During the finetuning process, is the language model frozen?

AILab-CVC / YOLO-World

[CVPR 2024] Real-Time Open-Vocabulary Object Detection

https://www.yoloworld.cc

GNU General Public License v3.0

4.43k stars 430 forks source link

During the finetuning process, is the language model frozen? #225

Open gyftsy opened 5 months ago

gyftsy commented 5 months ago

While reading the paper, I noticed that it mentions fine-tuning the language model during the model fine-tuning process, but it appears to be frozen in the config. Is there a discrepancy here? Would making adjustments improve it?

wondervictor commented 5 months ago

For pre-training and fine-tuning on COCO, the text encoder is frozen. For fine-tuning on LVIS-base, the text encoder is not frozen. Fine-tuning text encoder or not depends on the vocabulary size during training.

Unicorn123455678 commented 5 months ago

For pre-training and fine-tuning on COCO, the text encoder is frozen. For fine-tuning on LVIS-base, the text encoder is not frozen. Fine-tuning text encoder or not depends on the vocabulary size during training.

YOLO-WORLD是一个非常有创新性的工作，我想咨询以下问题，如果我将YOLO-WORLD应用于工业领域数据集，我在微调模型时，是采用闭集微调还是开集微调呢，微调时，学习的文本能否不像coco那样是一个标签名，而是形容的一句话，比如“表盘破损的表”？

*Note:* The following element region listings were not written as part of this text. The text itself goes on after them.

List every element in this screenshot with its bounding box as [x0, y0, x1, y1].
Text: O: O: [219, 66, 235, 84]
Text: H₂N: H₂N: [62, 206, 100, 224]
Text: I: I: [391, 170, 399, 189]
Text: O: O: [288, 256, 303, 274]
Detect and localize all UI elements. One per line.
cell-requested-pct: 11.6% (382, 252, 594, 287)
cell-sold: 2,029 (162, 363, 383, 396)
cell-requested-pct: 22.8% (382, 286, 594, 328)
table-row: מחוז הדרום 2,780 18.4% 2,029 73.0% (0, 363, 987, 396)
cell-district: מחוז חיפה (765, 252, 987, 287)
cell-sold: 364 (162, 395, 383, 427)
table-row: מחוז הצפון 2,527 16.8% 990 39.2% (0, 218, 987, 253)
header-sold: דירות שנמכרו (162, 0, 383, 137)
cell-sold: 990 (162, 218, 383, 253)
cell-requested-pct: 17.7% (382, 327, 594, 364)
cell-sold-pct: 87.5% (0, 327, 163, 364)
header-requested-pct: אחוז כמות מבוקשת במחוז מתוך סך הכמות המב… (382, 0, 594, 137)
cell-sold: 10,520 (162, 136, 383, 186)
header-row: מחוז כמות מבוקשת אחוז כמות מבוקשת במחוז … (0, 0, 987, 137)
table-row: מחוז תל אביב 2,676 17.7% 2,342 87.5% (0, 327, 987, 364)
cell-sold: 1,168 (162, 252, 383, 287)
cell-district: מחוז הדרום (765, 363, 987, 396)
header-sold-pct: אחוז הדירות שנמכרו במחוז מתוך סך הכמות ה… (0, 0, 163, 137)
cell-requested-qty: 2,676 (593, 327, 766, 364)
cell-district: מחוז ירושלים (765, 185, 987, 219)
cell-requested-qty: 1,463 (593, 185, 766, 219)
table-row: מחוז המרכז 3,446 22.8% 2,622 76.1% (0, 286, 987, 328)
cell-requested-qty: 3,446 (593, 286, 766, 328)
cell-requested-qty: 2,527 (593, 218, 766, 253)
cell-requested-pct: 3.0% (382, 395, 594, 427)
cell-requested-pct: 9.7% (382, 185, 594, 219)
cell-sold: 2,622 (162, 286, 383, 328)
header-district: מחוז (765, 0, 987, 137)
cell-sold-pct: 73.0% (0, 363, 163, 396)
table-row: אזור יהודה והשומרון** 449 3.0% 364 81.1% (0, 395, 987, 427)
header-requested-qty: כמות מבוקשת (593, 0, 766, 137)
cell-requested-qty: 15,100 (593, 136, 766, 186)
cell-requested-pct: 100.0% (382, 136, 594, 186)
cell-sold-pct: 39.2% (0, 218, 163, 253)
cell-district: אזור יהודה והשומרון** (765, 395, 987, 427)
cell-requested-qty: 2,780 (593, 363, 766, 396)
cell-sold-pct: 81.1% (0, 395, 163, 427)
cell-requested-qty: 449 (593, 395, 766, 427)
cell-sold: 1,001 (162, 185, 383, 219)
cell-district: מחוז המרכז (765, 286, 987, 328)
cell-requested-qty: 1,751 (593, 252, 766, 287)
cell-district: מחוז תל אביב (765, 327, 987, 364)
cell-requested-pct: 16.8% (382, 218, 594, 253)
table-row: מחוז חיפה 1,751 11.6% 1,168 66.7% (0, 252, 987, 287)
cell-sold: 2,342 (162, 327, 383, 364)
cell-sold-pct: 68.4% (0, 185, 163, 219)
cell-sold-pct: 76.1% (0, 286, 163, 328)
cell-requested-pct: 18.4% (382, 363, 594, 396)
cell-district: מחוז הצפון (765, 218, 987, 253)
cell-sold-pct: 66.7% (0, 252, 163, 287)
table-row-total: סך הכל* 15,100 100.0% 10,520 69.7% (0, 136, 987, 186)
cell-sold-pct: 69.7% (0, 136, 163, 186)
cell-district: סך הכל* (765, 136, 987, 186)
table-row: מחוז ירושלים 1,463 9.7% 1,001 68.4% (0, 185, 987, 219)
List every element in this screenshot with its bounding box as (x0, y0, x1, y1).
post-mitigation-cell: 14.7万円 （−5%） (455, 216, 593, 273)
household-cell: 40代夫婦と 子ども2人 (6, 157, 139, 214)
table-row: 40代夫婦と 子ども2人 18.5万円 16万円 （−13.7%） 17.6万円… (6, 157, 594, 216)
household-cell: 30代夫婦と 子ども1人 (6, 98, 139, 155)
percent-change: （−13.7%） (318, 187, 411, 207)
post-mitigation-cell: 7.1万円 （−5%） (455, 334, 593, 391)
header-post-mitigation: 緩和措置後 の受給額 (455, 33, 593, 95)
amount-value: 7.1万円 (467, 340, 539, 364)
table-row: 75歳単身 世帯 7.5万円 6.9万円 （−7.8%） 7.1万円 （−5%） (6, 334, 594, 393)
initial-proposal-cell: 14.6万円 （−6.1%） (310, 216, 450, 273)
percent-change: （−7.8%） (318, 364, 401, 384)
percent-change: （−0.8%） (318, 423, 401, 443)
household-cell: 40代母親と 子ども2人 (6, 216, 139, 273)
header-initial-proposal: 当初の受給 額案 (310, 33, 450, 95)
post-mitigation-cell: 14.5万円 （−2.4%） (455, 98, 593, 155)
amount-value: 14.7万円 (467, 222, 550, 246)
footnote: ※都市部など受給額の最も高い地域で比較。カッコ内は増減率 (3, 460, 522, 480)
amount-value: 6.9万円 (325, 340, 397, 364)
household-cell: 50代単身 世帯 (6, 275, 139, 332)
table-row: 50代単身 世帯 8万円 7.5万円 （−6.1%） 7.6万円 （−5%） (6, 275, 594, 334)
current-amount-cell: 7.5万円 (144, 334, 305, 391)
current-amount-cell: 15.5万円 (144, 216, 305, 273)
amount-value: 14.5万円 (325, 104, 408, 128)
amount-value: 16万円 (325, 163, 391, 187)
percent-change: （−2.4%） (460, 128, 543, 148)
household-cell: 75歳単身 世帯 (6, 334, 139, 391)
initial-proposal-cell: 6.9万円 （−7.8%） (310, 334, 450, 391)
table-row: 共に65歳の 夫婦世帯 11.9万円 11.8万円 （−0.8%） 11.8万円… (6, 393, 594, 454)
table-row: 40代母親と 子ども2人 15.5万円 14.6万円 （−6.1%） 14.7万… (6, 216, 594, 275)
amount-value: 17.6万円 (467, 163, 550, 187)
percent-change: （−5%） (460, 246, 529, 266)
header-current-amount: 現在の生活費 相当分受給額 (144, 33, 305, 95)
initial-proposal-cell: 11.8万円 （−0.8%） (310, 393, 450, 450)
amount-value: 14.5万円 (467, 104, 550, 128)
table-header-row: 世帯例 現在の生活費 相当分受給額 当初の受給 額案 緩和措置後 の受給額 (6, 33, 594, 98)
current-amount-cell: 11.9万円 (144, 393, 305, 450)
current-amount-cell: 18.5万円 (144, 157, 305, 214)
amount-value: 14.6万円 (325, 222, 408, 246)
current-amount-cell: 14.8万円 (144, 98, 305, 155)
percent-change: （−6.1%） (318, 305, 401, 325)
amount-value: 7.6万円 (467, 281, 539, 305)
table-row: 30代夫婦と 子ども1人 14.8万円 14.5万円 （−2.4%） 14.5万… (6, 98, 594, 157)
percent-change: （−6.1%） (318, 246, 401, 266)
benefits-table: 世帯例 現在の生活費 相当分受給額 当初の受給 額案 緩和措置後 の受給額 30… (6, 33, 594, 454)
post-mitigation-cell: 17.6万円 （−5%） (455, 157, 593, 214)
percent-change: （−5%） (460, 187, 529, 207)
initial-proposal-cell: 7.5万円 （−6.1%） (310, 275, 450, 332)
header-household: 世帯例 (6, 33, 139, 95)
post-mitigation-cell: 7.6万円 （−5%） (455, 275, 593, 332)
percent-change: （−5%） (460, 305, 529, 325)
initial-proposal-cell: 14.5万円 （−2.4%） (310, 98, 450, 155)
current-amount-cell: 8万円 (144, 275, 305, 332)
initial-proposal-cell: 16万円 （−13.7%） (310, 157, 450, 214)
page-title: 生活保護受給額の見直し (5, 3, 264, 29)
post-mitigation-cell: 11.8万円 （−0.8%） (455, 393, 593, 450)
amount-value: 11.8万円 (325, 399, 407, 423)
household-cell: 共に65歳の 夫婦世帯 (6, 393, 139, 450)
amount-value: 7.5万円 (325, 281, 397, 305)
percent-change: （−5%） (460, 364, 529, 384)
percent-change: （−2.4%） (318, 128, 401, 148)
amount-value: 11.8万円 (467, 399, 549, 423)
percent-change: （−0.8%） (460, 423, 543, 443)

Unicorn123455678 commented 5 months ago

为了在 COCO 上进行预训练和微调，文本编码器被冻结。为了在 LVIS-base 上进行微调，文本编码器不会被冻结。是否微调文本编码器取决于训练期间的词汇量。

fintinue ji即如何理解finetuning中的这段话

wondervictor commented 5 months ago

Hi @Unicorn123455678

YOLO-WORLD是一个非常有创新性的工作，我想咨询以下问题，如果我将YOLO-WORLD应用于工业领域数据集，我在微调模型时，是采用闭集微调还是开集微调呢，微调时，学习的文本能否不像coco那样是一个标签名，而是形容的一句话，比如“表盘破损的表”？

您好，这个问题根据具体任务来，如果您的数据是一个闭集模型，那可以用固定的text来当成闭集训练，如果是一个开集数据，那可以按照默认的预训练方式来训练。其实两者都是支持，可以根据需求选择。

关于微调

对于微调，我们目前推荐使用Frozen CLIP训练，如果vocabulary size与LVIS（1203个类别）相当或者更大，可以考虑CLIP打开训练。